Panelde söz alan Marmara Üniversitesi Hukuk Fakültesi Milletlerarası Özel Hukuk Anabilim Dalı Başkanı Prof. Dr. Sibel Özel, Anayasa’nın 66. Maddesi hükmünün değerlendirilmesine ilişkin konuştu.

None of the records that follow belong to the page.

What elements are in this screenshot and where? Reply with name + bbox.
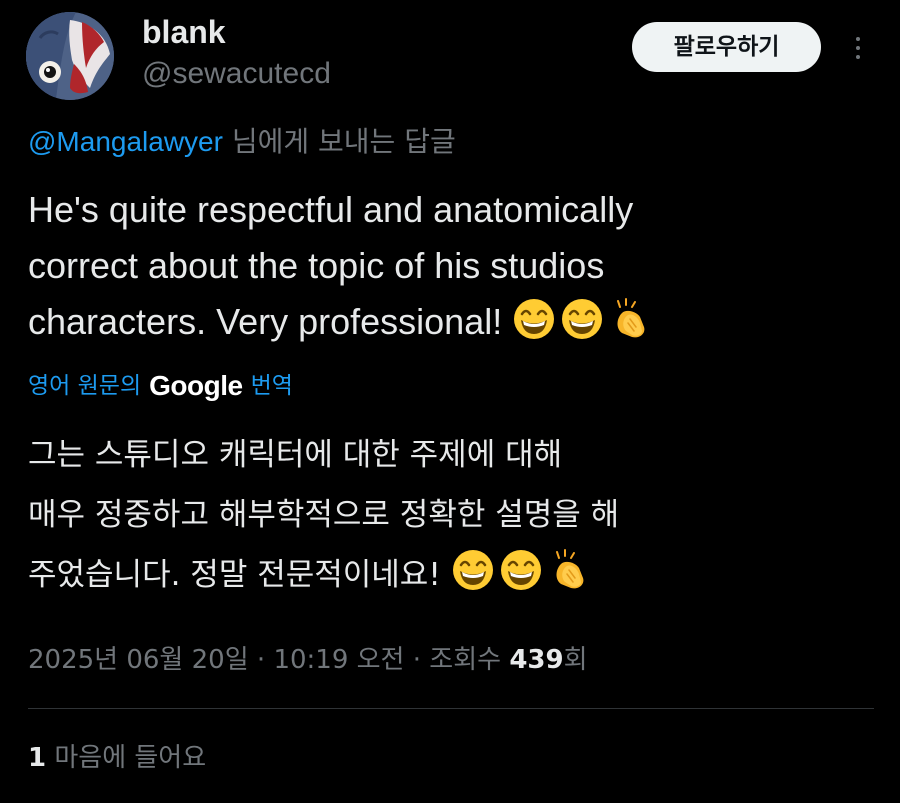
grinning-face-with-smiling-eyes-emoji	[452, 550, 493, 590]
translation-attribution: 영어 원문의 Google 번역	[28, 366, 293, 406]
tweet-text-line: He's quite respectful and anatomically	[28, 189, 634, 230]
translated-text-line: 그는 스튜디오 캐릭터에 대한 주제에 대해	[28, 437, 563, 473]
clapping-hands-emoji	[617, 298, 645, 338]
divider	[28, 708, 874, 709]
more-dot	[856, 37, 860, 41]
tweet-text: He's quite respectful and anatomically c…	[28, 182, 878, 350]
tweet-text-segment: characters. Very professional!	[28, 301, 503, 342]
tweet-text-line-with-emoji: characters. Very professional!	[28, 294, 878, 350]
clapping-hands-emoji	[555, 549, 583, 589]
tweet-time[interactable]: 10:19 오전	[273, 645, 404, 675]
meta-separator: ·	[256, 645, 266, 675]
tweet-meta: 2025년 06월 20일 · 10:19 오전 · 조회수 439회	[28, 640, 588, 680]
translation-source-label: 영어 원문의	[28, 373, 142, 399]
google-logo: Google	[149, 370, 243, 401]
likes-summary[interactable]: 1 마음에 들어요	[28, 738, 206, 778]
more-vertical-icon[interactable]	[840, 30, 876, 66]
avatar-image	[26, 12, 114, 100]
grinning-face-with-smiling-eyes-emoji	[514, 299, 555, 339]
translated-text-line-with-emoji: 주었습니다. 정말 전문적이네요!	[28, 545, 878, 605]
grinning-face-with-smiling-eyes-emoji	[500, 550, 541, 590]
translated-text: 그는 스튜디오 캐릭터에 대한 주제에 대해 매우 정중하고 해부학적으로 정확…	[28, 425, 878, 605]
translate-link[interactable]: 번역	[251, 366, 293, 406]
reply-context-label: 님에게 보내는 답글	[231, 125, 456, 158]
display-name[interactable]: blank	[142, 12, 226, 52]
grinning-face-with-smiling-eyes-emoji	[562, 299, 603, 339]
translated-text-line: 매우 정중하고 해부학적으로 정확한 설명을 해	[28, 497, 620, 533]
more-dot	[856, 46, 860, 50]
views-label: 조회수	[429, 645, 502, 675]
reply-context: @Mangalawyer 님에게 보내는 답글	[28, 122, 456, 162]
views-count: 439	[509, 645, 564, 675]
likes-label: 마음에 들어요	[54, 743, 207, 773]
reply-mention-link[interactable]: @Mangalawyer	[28, 126, 223, 157]
views-unit: 회	[563, 645, 588, 675]
meta-separator: ·	[412, 645, 422, 675]
more-dot	[856, 55, 860, 59]
follow-button[interactable]: 팔로우하기	[632, 22, 821, 72]
user-handle[interactable]: @sewacutecd	[142, 55, 331, 93]
likes-count: 1	[28, 743, 47, 773]
translated-text-segment: 주었습니다. 정말 전문적이네요!	[28, 557, 441, 593]
tweet-text-line: correct about the topic of his studios	[28, 245, 605, 286]
tweet-date[interactable]: 2025년 06월 20일	[28, 645, 249, 675]
avatar[interactable]	[26, 12, 114, 100]
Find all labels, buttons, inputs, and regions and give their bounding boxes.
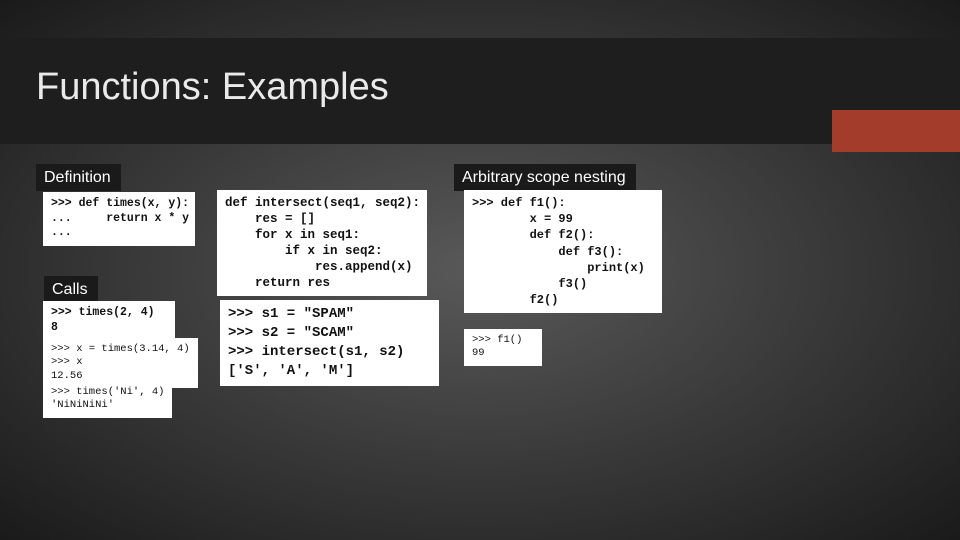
label-calls: Calls — [44, 276, 98, 303]
code-times-def: >>> def times(x, y): ... return x * y ..… — [43, 192, 195, 246]
label-definition: Definition — [36, 164, 121, 191]
code-call-ni: >>> times('Ni', 4) 'NiNiNiNi' — [43, 381, 172, 418]
code-scope-def: >>> def f1(): x = 99 def f2(): def f3():… — [464, 190, 662, 313]
slide-title: Functions: Examples — [36, 66, 389, 109]
code-intersect-call: >>> s1 = "SPAM" >>> s2 = "SCAM" >>> inte… — [220, 300, 439, 386]
label-scope: Arbitrary scope nesting — [454, 164, 636, 191]
accent-block — [832, 110, 960, 152]
code-intersect-def: def intersect(seq1, seq2): res = [] for … — [217, 190, 427, 296]
code-scope-call: >>> f1() 99 — [464, 329, 542, 366]
code-call-2-4: >>> times(2, 4) 8 — [43, 301, 175, 340]
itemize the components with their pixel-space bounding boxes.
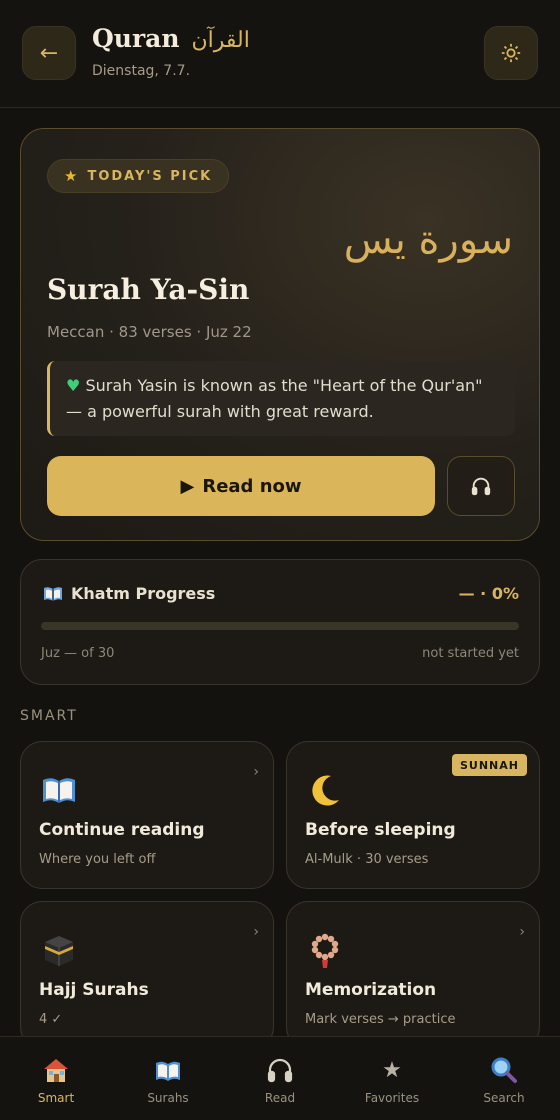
sun-gear-icon xyxy=(501,43,521,63)
read-now-label: Read now xyxy=(202,475,302,497)
smart-card-memorization[interactable]: › Memorization Mark verses → practice xyxy=(286,901,540,1049)
khatm-progress-card[interactable]: Khatm Progress — · 0% Juz — of 30 not st… xyxy=(20,559,540,685)
todays-pick-card[interactable]: ★ TODAY'S PICK سورة يس Surah Ya-Sin Mecc… xyxy=(20,128,540,541)
app-header: ← Quran القرآن Dienstag, 7.7. xyxy=(0,0,560,108)
surah-meta: Meccan · 83 verses · Juz 22 xyxy=(47,323,252,341)
sunnah-badge: SUNNAH xyxy=(452,754,527,776)
todays-pick-badge: ★ TODAY'S PICK xyxy=(47,159,230,193)
surah-name: Surah Ya-Sin xyxy=(47,273,250,306)
chevron-right-icon: › xyxy=(253,764,259,780)
back-button[interactable]: ← xyxy=(22,26,76,80)
card-title: Memorization xyxy=(305,980,437,1000)
khatm-juz-label: Juz — of 30 xyxy=(41,646,115,661)
bottom-navigation: Smart Surahs Read ★ Favorites Search xyxy=(0,1036,560,1120)
nav-item-search[interactable]: Search xyxy=(448,1037,560,1120)
nav-label: Favorites xyxy=(364,1091,420,1105)
card-title: Continue reading xyxy=(39,820,205,840)
header-date: Dienstag, 7.7. xyxy=(92,63,191,79)
surah-arabic-name: سورة يس xyxy=(343,217,513,263)
nav-item-read[interactable]: Read xyxy=(224,1037,336,1120)
card-subtitle: Al-Mulk · 30 verses xyxy=(305,852,429,867)
nav-label: Search xyxy=(483,1091,525,1105)
quote-text: Surah Yasin is known as the "Heart of th… xyxy=(66,376,483,421)
khatm-status: not started yet xyxy=(422,646,519,661)
surah-quote: ♥ Surah Yasin is known as the "Heart of … xyxy=(47,361,515,436)
card-subtitle: Mark verses → practice xyxy=(305,1012,456,1027)
smart-card-before-sleeping[interactable]: SUNNAH Before sleeping Al-Mulk · 30 vers… xyxy=(286,741,540,889)
nav-label: Read xyxy=(264,1091,296,1105)
khatm-progress-bar xyxy=(41,622,519,630)
card-subtitle: 4 ✓ xyxy=(39,1012,63,1027)
section-label-smart: SMART xyxy=(20,708,78,724)
headphones-icon xyxy=(471,477,491,496)
nav-item-surahs[interactable]: Surahs xyxy=(112,1037,224,1120)
play-icon: ▶ xyxy=(180,475,195,497)
star-icon: ★ xyxy=(382,1057,402,1083)
khatm-title-label: Khatm Progress xyxy=(71,584,216,603)
house-icon xyxy=(44,1059,68,1082)
card-title: Before sleeping xyxy=(305,820,456,840)
khatm-percent: — · 0% xyxy=(458,584,519,603)
smart-card-continue-reading[interactable]: › Continue reading Where you left off xyxy=(20,741,274,889)
chevron-right-icon: › xyxy=(253,924,259,940)
read-now-button[interactable]: ▶ Read now xyxy=(47,456,435,516)
kaaba-icon xyxy=(45,936,73,966)
settings-button[interactable] xyxy=(484,26,538,80)
page-title: Quran xyxy=(92,24,180,53)
green-heart-icon: ♥ xyxy=(66,376,81,395)
card-subtitle: Where you left off xyxy=(39,852,156,867)
crescent-moon-icon xyxy=(312,775,339,806)
headphones-icon xyxy=(267,1058,293,1083)
smart-card-hajj-surahs[interactable]: › Hajj Surahs 4 ✓ xyxy=(20,901,274,1049)
open-book-icon xyxy=(43,778,75,803)
magnifier-icon xyxy=(491,1057,517,1083)
nav-label: Surahs xyxy=(147,1091,189,1105)
page-title-arabic: القرآن xyxy=(191,28,250,53)
card-title: Hajj Surahs xyxy=(39,980,149,1000)
book-icon xyxy=(156,1061,180,1081)
badge-label: TODAY'S PICK xyxy=(87,168,213,184)
arrow-left-icon: ← xyxy=(39,40,59,66)
chevron-right-icon: › xyxy=(519,924,525,940)
nav-item-favorites[interactable]: ★ Favorites xyxy=(336,1037,448,1120)
khatm-title: Khatm Progress xyxy=(43,584,215,603)
star-icon: ★ xyxy=(64,167,80,185)
nav-item-smart[interactable]: Smart xyxy=(0,1037,112,1120)
open-book-icon xyxy=(44,586,62,601)
header-title-block: Quran القرآن Dienstag, 7.7. xyxy=(92,24,250,79)
listen-button[interactable] xyxy=(447,456,515,516)
prayer-beads-icon xyxy=(311,933,339,968)
nav-label: Smart xyxy=(37,1091,75,1105)
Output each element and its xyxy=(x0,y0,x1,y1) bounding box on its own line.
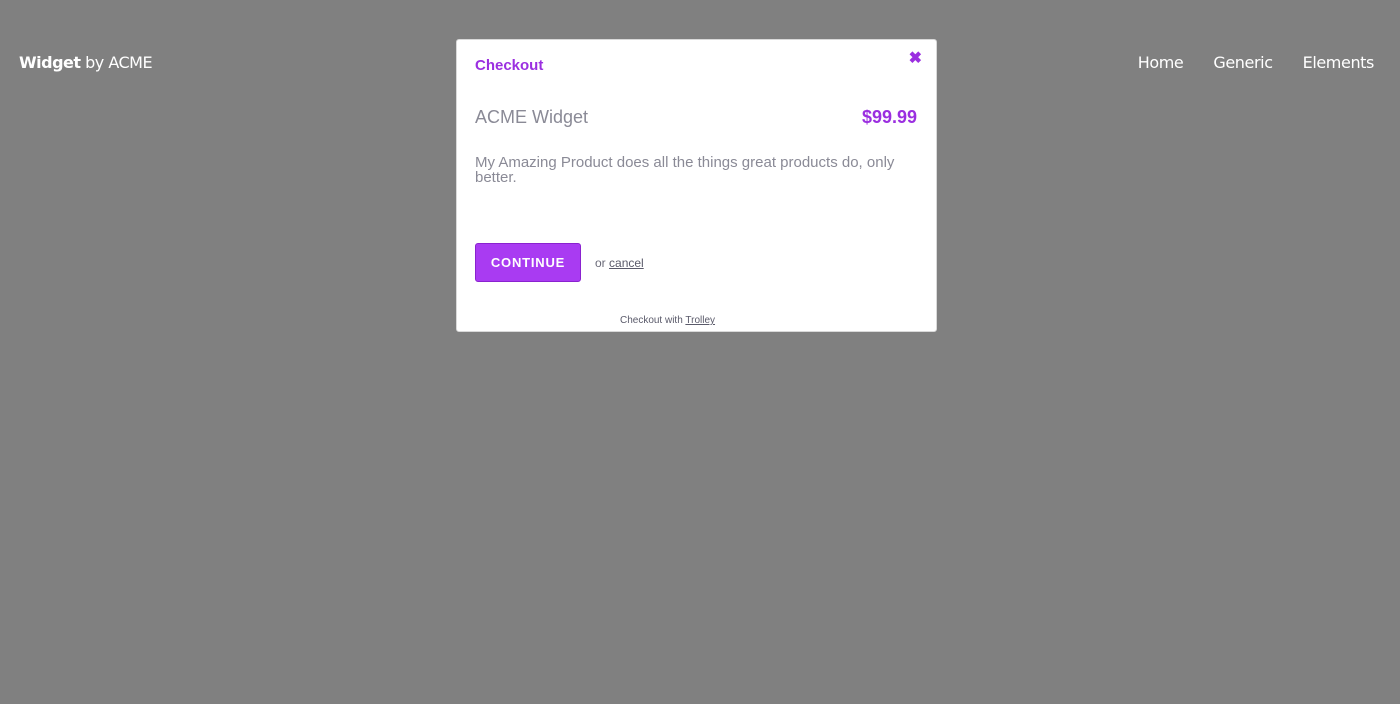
footer-prefix: Checkout with xyxy=(619,315,686,326)
main-nav: Home Generic Elements xyxy=(1108,52,1375,74)
cancel-link[interactable]: cancel xyxy=(609,256,644,270)
brand-logo[interactable]: Widget by ACME xyxy=(19,52,153,74)
checkout-modal: Checkout ✖ ACME Widget $99.99 My Amazing… xyxy=(456,39,937,332)
product-name: ACME Widget xyxy=(475,107,589,127)
product-description: My Amazing Product does all the things g… xyxy=(475,154,895,186)
checkout-footer: Checkout with Trolley xyxy=(457,315,936,326)
modal-title: Checkout xyxy=(475,57,544,74)
or-text: or xyxy=(595,256,610,270)
continue-button[interactable]: CONTINUE xyxy=(475,243,581,282)
product-price: $99.99 xyxy=(861,107,917,127)
close-icon[interactable]: ✖ xyxy=(909,51,922,67)
nav-home-link[interactable]: Home xyxy=(1138,52,1184,74)
brand-rest: by ACME xyxy=(80,53,153,72)
nav-elements-link[interactable]: Elements xyxy=(1303,52,1375,74)
nav-generic-link[interactable]: Generic xyxy=(1213,52,1273,74)
trolley-link[interactable]: Trolley xyxy=(685,315,715,326)
or-cancel-text: or cancel xyxy=(595,256,644,270)
brand-bold: Widget xyxy=(19,53,81,72)
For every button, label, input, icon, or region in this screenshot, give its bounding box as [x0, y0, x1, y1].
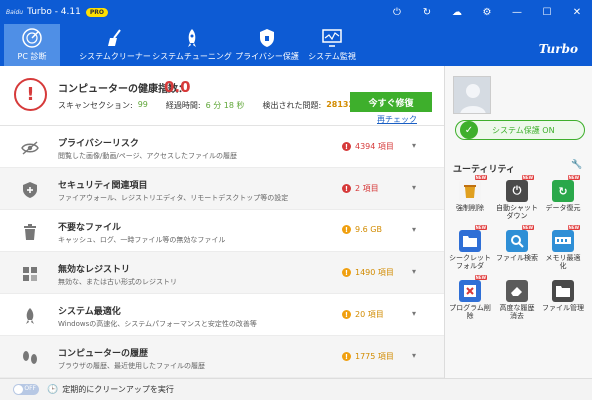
schedule-label: 定期的にクリーンアップを実行: [62, 385, 174, 394]
tool-file-manager[interactable]: ファイル管理: [541, 280, 585, 312]
warning-dot-icon: !: [342, 310, 351, 319]
rocket-icon: [179, 27, 205, 49]
tool-file-search[interactable]: NEW ファイル検索: [495, 225, 539, 262]
tab-system-cleaner[interactable]: システムクリーナー: [79, 24, 151, 66]
main-nav: PC 診断 システムクリーナー システムチューニング プライバシー保護 システム…: [0, 24, 592, 66]
chevron-down-icon[interactable]: ▾: [412, 309, 416, 318]
tool-auto-shutdown[interactable]: ⏻ NEW 自動シャット ダウン: [495, 175, 539, 220]
warning-dot-icon: !: [342, 268, 351, 277]
tool-force-delete[interactable]: NEW 強制削除: [448, 175, 492, 212]
app-logo: Baidu: [6, 8, 24, 16]
file-search-icon: NEW: [506, 225, 534, 252]
list-item-optimization[interactable]: システム最適化 Windowsの高速化、システムパフォーマンスと安定性の改善等 …: [0, 294, 444, 336]
program-uninstall-icon: NEW: [459, 275, 487, 302]
pro-badge: PRO: [85, 7, 108, 17]
maximize-icon[interactable]: ☐: [532, 0, 562, 24]
trash-icon: [20, 223, 40, 241]
list-item-history[interactable]: コンピューターの履歴 ブラウザの履歴、最近使用したファイルの履歴 ! 1775 項…: [0, 336, 444, 378]
list-item-junk-files[interactable]: 不要なファイル キャッシュ、ログ、一時ファイル等の無効なファイル ! 9.6 GB…: [0, 210, 444, 252]
system-protection-toggle[interactable]: ✓ システム保護 ON: [455, 120, 585, 140]
recheck-link[interactable]: 再チェック: [377, 114, 417, 125]
app-title: Turbo - 4.11: [27, 7, 81, 17]
refresh-icon[interactable]: ↻: [412, 0, 442, 24]
schedule-toggle[interactable]: OFF: [13, 384, 39, 395]
monitor-icon: [319, 27, 345, 49]
power-icon[interactable]: ⏻: [382, 0, 412, 24]
close-icon[interactable]: ✕: [562, 0, 592, 24]
scan-stats: スキャンセクション: 99 経過時間: 6 分 18 秒 検出された問題: 28…: [58, 100, 355, 110]
brand-logo: Turbo: [538, 42, 578, 56]
tab-system-monitor[interactable]: システム監視: [304, 24, 360, 66]
clock-icon: 🕒: [47, 384, 59, 395]
chevron-down-icon[interactable]: ▾: [412, 141, 416, 150]
force-delete-icon: NEW: [459, 175, 487, 202]
footprints-icon: [20, 349, 40, 367]
tab-pc-diagnosis[interactable]: PC 診断: [4, 24, 60, 66]
registry-blocks-icon: [20, 265, 40, 283]
warning-dot-icon: !: [342, 352, 351, 361]
tool-history-erase[interactable]: 高度な履歴 消去: [495, 280, 539, 320]
tool-data-restore[interactable]: ↻ NEW データ復元: [541, 175, 585, 212]
right-panel: ✓ システム保護 ON ユーティリティ 🔧 NEW 強制削除 ⏻ NEW 自動シ…: [444, 66, 592, 378]
fix-now-button[interactable]: 今すぐ修復: [350, 92, 432, 112]
secret-folder-icon: NEW: [459, 225, 487, 252]
title-bar: Baidu Turbo - 4.11 PRO ⏻ ↻ ☁ ⚙ — ☐ ✕: [0, 0, 592, 24]
memory-icon: NEW: [552, 225, 580, 252]
power-timer-icon: ⏻ NEW: [506, 175, 534, 202]
broom-icon: [102, 27, 128, 49]
tool-memory-optimize[interactable]: NEW メモリ最適 化: [541, 225, 585, 270]
chevron-down-icon[interactable]: ▾: [412, 267, 416, 276]
alert-icon: !: [14, 78, 47, 111]
warning-dot-icon: !: [342, 142, 351, 151]
radar-icon: [19, 27, 45, 49]
minimize-icon[interactable]: —: [502, 0, 532, 24]
file-manager-icon: [552, 280, 574, 302]
warning-dot-icon: !: [342, 184, 351, 193]
wrench-icon[interactable]: 🔧: [571, 160, 582, 170]
tool-secret-folder[interactable]: NEW シークレット フォルダ: [448, 225, 492, 270]
cloud-icon[interactable]: ☁: [442, 0, 472, 24]
shield-check-icon: ✓: [460, 121, 478, 139]
utility-title: ユーティリティ: [453, 165, 515, 175]
shield-plus-icon: [20, 181, 40, 199]
list-item-security[interactable]: セキュリティ関連項目 ファイアウォール、レジストリエディタ、リモートデスクトップ…: [0, 168, 444, 210]
gear-icon[interactable]: ⚙: [472, 0, 502, 24]
footer-bar: OFF 🕒 定期的にクリーンアップを実行: [0, 378, 592, 400]
list-item-privacy[interactable]: プライバシーリスク 閲覧した画像/動画/ページ、アクセスしたファイルの履歴 ! 4…: [0, 126, 444, 168]
tool-program-uninstall[interactable]: NEW プログラム削 除: [448, 275, 492, 320]
chevron-down-icon[interactable]: ▾: [412, 225, 416, 234]
elapsed-time: 6 分 18 秒: [205, 101, 245, 110]
data-restore-icon: ↻ NEW: [552, 175, 580, 202]
shield-lock-icon: [254, 27, 280, 49]
tab-privacy-protection[interactable]: プライバシー保護: [235, 24, 299, 66]
chevron-down-icon[interactable]: ▾: [412, 183, 416, 192]
scan-count: 99: [137, 100, 148, 109]
eye-slash-icon: [20, 139, 40, 157]
list-item-registry[interactable]: 無効なレジストリ 無効な、または古い形式のレジストリ ! 1490 項目 ▾: [0, 252, 444, 294]
history-erase-icon: [506, 280, 528, 302]
avatar[interactable]: [453, 76, 491, 114]
rocket-icon: [20, 307, 40, 325]
chevron-down-icon[interactable]: ▾: [412, 351, 416, 360]
warning-dot-icon: !: [342, 225, 351, 234]
tab-system-tuning[interactable]: システムチューニング: [152, 24, 232, 66]
health-index-value: 0.0: [164, 78, 191, 96]
issue-list: プライバシーリスク 閲覧した画像/動画/ページ、アクセスしたファイルの履歴 ! 4…: [0, 126, 444, 378]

Tartışmaların ekseninde Anayasa’daki vatandaşlık ve millet kavramından Türk adının çıkarılıp çıkarılmaması olduğunu söyleyen Özel, Rona Aybay’ın da karşı olduğu “anayasal vatandaşlık” tabirinin “adı olmayan vatandaşlık” olduğunu söyledi.
“KURUCU FELSEFEYE AYKIRI”
Anayasalardaki vatandaşlık tanımının “Yeni Dünya Düzeni” söyleminin ortaya atıldığı 2000’li yıllardan sonra başladığına dikkat çeken Özel, sözlerine şöyle devam etti:
“Demokratikleşme adı altında vatandaşlıktan Türk adını kaldırmanın propagandası yapılıyor. Türk vatandaşlığı tanımı, demokratikleşmenin önünde engel değildir. Asıl bu tanımın kaldırıp alt kimliklere dönüşme durumu demokratikleşmenin önünde engel olacaktır. AB üyesi olan ve farklı yönetim modelleri olan Fransa, Almanya ve İspanya’da anayasalarda Fransız, Alman ve İspanyol kavramları vardır. Türk terimi Anayasa’da vatandaşlık üzerinden tanımlanmıştır. Neden bu tanımlar AB ülkelerinde demokratikleşmeye engel olmuyor da Türkiye’de oluyor? Anayasalar kişiler ve kurumlara uydurulmamalı. Kişiler ve kurumlar anayasalara uymalıdır. Anayasadan Türk ibaresinin kaldırılması hem kurucu felsefeye hem de anayasa aykırıdır.”